Creditors must give consumers an explanation when denying credit—they can’t just blame a computer algorithm.

By , Attorney

The Equal Credit Opportunity Act (ECOA) (15 U.S.C. § 1691 and following) is one of the primary federal laws prohibiting credit discrimination. The ECOA prohibits creditors from refusing to grant credit because of race or color, national origin, sex, marital status, religion, age, public assistance status, or because the applicant has in good faith exercised any right under certain consumer protection laws.

Under the ECOA, a creditor must give you a notice if it denies you credit or takes another adverse action against you. The notice must give specific and accurate reasons for the adverse action. (An "adverse action" includes denying a credit application, terminating an existing credit account, making unfavorable changes to an existing account's terms, and refusing to increase a credit limit.)

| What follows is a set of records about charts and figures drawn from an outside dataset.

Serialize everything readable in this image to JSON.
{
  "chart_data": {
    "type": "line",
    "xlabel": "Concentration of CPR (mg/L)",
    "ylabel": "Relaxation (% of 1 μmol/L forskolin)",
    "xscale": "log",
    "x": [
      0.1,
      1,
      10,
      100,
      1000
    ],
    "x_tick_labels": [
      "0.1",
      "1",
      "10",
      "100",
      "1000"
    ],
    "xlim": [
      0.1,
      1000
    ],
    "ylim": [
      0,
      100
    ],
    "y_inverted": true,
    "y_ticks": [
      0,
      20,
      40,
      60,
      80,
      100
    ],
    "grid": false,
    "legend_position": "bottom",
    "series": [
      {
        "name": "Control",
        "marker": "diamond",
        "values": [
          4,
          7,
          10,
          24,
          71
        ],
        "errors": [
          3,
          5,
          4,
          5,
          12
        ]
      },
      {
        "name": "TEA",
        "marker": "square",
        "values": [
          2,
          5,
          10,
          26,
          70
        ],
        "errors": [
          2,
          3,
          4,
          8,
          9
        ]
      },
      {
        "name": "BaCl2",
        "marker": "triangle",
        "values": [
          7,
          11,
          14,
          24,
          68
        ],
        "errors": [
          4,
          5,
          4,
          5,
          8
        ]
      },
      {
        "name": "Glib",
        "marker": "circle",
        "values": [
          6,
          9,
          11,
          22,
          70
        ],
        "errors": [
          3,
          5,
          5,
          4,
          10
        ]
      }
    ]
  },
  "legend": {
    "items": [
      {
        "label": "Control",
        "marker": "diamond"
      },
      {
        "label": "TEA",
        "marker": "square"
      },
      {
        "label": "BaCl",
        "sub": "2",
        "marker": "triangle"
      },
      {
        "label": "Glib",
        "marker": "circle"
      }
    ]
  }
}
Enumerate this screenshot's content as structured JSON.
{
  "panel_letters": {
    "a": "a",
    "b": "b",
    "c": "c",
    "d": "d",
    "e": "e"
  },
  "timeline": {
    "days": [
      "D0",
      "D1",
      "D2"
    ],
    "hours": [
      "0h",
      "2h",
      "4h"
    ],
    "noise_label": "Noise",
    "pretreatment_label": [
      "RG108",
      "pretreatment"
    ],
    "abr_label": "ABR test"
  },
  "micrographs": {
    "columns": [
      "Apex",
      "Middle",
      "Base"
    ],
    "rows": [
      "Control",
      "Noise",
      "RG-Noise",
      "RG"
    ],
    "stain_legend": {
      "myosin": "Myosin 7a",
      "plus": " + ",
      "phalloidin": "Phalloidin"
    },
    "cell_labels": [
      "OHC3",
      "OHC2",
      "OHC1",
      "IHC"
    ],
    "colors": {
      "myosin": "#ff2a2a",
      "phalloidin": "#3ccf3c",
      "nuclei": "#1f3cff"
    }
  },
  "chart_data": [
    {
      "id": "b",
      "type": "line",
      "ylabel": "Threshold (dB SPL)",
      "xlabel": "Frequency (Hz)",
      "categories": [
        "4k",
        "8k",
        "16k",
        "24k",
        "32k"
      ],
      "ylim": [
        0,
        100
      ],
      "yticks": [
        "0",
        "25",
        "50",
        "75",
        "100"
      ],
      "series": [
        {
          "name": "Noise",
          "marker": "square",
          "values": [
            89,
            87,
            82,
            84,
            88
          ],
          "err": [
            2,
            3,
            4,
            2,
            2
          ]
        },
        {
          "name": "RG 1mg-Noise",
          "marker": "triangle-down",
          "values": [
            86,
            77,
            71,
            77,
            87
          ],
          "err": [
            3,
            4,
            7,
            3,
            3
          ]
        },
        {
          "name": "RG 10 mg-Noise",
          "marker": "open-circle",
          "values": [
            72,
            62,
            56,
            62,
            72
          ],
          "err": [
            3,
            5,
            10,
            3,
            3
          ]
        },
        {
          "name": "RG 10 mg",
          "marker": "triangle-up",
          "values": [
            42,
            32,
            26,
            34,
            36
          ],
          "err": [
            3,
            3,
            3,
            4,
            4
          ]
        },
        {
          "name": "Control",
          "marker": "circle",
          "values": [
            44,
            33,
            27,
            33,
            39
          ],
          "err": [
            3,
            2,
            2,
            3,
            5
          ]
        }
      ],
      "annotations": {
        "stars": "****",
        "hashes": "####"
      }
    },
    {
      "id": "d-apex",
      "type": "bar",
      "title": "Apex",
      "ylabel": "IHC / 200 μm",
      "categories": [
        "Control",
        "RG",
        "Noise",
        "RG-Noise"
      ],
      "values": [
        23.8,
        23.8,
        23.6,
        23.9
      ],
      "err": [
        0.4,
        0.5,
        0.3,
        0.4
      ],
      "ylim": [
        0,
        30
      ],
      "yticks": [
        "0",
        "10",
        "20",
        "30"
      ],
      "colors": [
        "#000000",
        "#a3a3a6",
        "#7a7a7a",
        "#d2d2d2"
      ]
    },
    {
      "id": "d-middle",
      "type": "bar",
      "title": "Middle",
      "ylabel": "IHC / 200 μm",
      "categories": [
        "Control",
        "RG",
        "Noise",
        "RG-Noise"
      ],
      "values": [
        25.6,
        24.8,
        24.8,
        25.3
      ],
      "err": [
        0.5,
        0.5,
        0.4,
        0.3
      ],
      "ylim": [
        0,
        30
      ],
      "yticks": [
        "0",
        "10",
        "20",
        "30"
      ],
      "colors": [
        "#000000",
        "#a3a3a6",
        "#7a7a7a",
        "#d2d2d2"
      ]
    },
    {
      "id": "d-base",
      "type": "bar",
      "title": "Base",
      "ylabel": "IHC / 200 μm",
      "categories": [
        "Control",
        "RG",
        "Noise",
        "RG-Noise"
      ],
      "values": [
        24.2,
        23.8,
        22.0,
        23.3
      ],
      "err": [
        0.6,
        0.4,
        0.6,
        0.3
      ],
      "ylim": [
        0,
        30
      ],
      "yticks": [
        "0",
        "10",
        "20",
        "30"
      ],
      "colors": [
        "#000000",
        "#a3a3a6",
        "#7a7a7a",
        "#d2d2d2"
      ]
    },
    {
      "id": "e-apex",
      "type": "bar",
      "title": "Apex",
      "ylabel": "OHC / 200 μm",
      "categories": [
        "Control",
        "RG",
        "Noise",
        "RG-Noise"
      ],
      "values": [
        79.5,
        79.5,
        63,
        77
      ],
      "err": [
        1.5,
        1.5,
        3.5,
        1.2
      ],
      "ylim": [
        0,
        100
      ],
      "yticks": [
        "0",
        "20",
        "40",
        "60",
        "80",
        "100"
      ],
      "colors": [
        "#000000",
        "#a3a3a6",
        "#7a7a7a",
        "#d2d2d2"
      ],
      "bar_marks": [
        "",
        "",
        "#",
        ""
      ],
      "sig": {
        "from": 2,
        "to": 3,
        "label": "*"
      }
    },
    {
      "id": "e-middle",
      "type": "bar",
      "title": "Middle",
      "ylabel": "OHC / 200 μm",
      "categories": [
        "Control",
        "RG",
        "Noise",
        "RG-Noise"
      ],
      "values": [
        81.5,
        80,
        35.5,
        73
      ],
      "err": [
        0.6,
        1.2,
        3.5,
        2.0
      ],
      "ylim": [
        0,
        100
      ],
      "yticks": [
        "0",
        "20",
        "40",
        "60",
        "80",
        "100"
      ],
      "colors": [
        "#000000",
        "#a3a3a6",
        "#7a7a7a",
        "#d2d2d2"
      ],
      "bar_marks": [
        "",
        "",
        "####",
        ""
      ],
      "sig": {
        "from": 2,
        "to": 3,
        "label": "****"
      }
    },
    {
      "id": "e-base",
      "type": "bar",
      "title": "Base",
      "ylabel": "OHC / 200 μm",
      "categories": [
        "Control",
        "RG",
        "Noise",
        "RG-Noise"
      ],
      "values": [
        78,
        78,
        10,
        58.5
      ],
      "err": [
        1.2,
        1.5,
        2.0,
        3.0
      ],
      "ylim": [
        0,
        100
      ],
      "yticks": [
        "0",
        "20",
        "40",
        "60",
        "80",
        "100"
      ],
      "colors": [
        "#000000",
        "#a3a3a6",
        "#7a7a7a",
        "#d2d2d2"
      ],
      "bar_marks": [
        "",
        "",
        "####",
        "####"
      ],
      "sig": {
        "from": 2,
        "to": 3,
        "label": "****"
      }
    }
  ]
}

For years, creditors and lenders have used data harvesting (collecting information from browsers, websites, stores, and more) and computational methods when making lending decisions. And for the most part, creditors that used this technique have been able to provide rationales for their credit decisions. But now, some creditors use so-called "black-box" algorithms when making credit decisions. These systems incorporate complicated machine learning and artificial intelligence, so it's difficult, if not impossible, for the creditor to identify the exact reasons the computer system denies an applicant for credit. Sometimes, the reasoning for accepting or denying a loan is not only unknown to the system's users but also to the system's developers.

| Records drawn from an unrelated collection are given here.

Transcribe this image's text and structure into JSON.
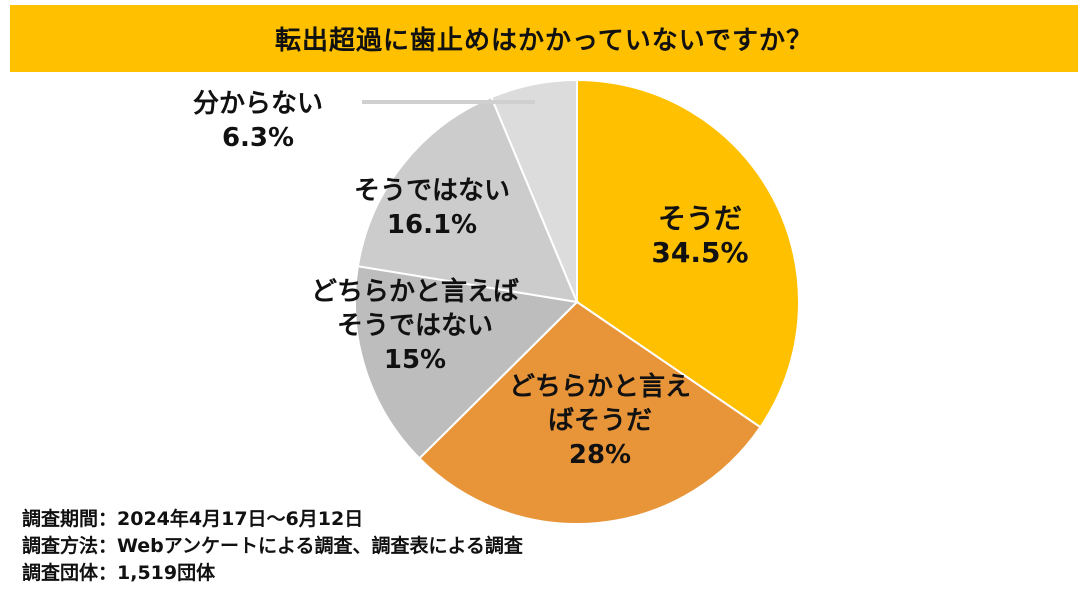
{
  "title": "転出超過に歯止めはかかっていないですか？",
  "chart_data": {
    "type": "pie",
    "slices": [
      {
        "label_lines": [
          "そうだ"
        ],
        "value": 34.5,
        "value_label": "34.5%",
        "color": "#FFC000"
      },
      {
        "label_lines": [
          "どちらかと言え",
          "ばそうだ"
        ],
        "value": 28,
        "value_label": "28%",
        "color": "#E8953A"
      },
      {
        "label_lines": [
          "どちらかと言えば",
          "そうではない"
        ],
        "value": 15,
        "value_label": "15%",
        "color": "#BDBDBD"
      },
      {
        "label_lines": [
          "そうではない"
        ],
        "value": 16.1,
        "value_label": "16.1%",
        "color": "#CCCCCC"
      },
      {
        "label_lines": [
          "分からない"
        ],
        "value": 6.3,
        "value_label": "6.3%",
        "color": "#DCDCDC"
      }
    ]
  },
  "footer": {
    "period": "調査期間：2024年4月17日～6月12日",
    "method": "調査方法：Webアンケートによる調査、調査表による調査",
    "count": "調査団体：1,519団体"
  }
}
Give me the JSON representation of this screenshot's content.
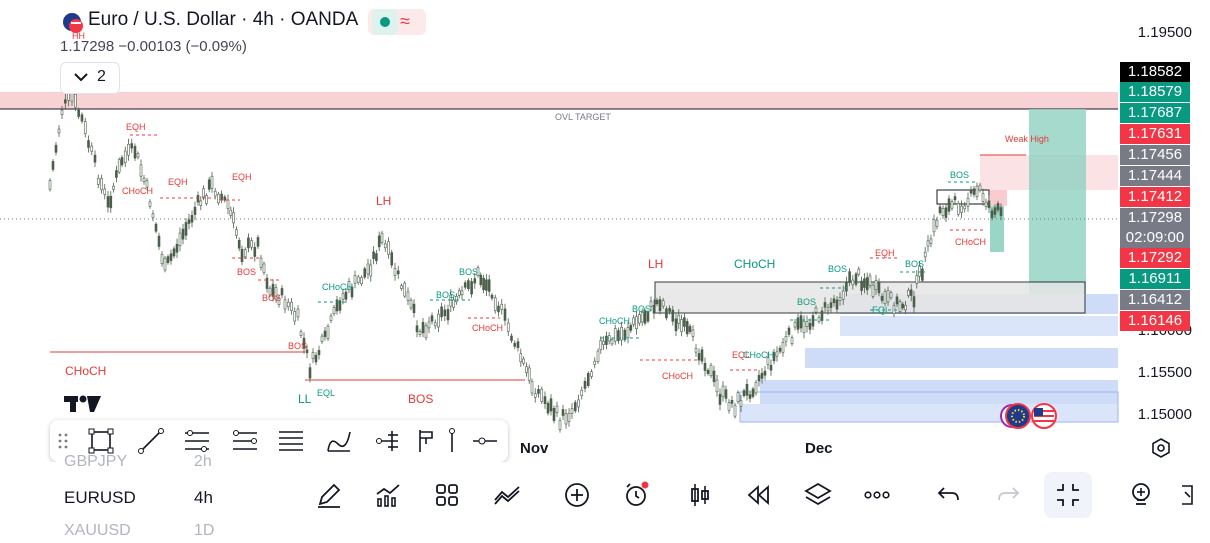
{
  "header": {
    "title": "Euro / U.S. Dollar · 4h · OANDA",
    "quote": "1.17298  −0.00103 (−0.09%)",
    "hh_label": "HH",
    "collapse_count": "2"
  },
  "price_axis": {
    "ticks": [
      "1.19500",
      "1.15500",
      "1.15000"
    ],
    "partial_tick": "1.16000",
    "tags": [
      {
        "text": "1.18582",
        "color": "#000000"
      },
      {
        "text": "1.18579",
        "color": "#089981"
      },
      {
        "text": "1.17687",
        "color": "#089981"
      },
      {
        "text": "1.17631",
        "color": "#f23645"
      },
      {
        "text": "1.17456",
        "color": "#787b86"
      },
      {
        "text": "1.17444",
        "color": "#787b86"
      },
      {
        "text": "1.17412",
        "color": "#f23645"
      },
      {
        "text": "1.17298",
        "color": "#787b86"
      },
      {
        "text": "02:09:00",
        "color": "#787b86"
      },
      {
        "text": "1.17292",
        "color": "#f23645"
      },
      {
        "text": "1.16911",
        "color": "#089981"
      },
      {
        "text": "1.16412",
        "color": "#787b86"
      },
      {
        "text": "1.16146",
        "color": "#f23645"
      }
    ]
  },
  "time_axis": {
    "labels": [
      "Nov",
      "Dec"
    ]
  },
  "annotations": {
    "ovl_target": "OVL TARGET",
    "weak_high": "Weak High",
    "eqh": "EQH",
    "choch": "CHoCH",
    "bos": "BOS",
    "lh": "LH",
    "ll": "LL",
    "eql": "EQL"
  },
  "symbols": [
    {
      "name": "GBPJPY",
      "interval": "2h"
    },
    {
      "name": "EURUSD",
      "interval": "4h"
    },
    {
      "name": "XAUUSD",
      "interval": "1D"
    }
  ],
  "colors": {
    "up": "#089981",
    "down": "#f23645",
    "candle": "#4a5e4a",
    "supply_zone": "#f8d3d6",
    "demand_zone": "#cfdcf8",
    "target_zone": "#8fd1c0"
  },
  "draw_tools": [
    "rectangle-icon",
    "trend-line-icon",
    "fib-retracement-icon",
    "fib-channel-icon",
    "parallel-channel-icon",
    "brush-icon",
    "long-position-icon",
    "pitchfork-icon",
    "ruler-icon",
    "horizontal-ray-icon"
  ],
  "bottom_tools": [
    "draw-icon",
    "indicators-icon",
    "layout-icon",
    "compare-icon",
    "add-icon",
    "alert-icon",
    "candles-icon",
    "replay-icon",
    "layers-icon",
    "more-icon",
    "undo-icon",
    "redo-icon",
    "fullscreen-exit-icon",
    "ideas-icon"
  ]
}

Nevertheless, the Consumer Financial Protection Bureau (CFPB) recently confirmed that the ECOA requires creditors to provide detailed adverse action notices. This requirement applies whether the creditor uses a sophisticated algorithm or more conventional ways to evaluate an application. So, creditors and lenders can't just claim an algorithm made the decision or say that the method used to assess an application is too complex or difficult to understand. It must disclose the specific principal reasons for denying credit or taking another adverse action.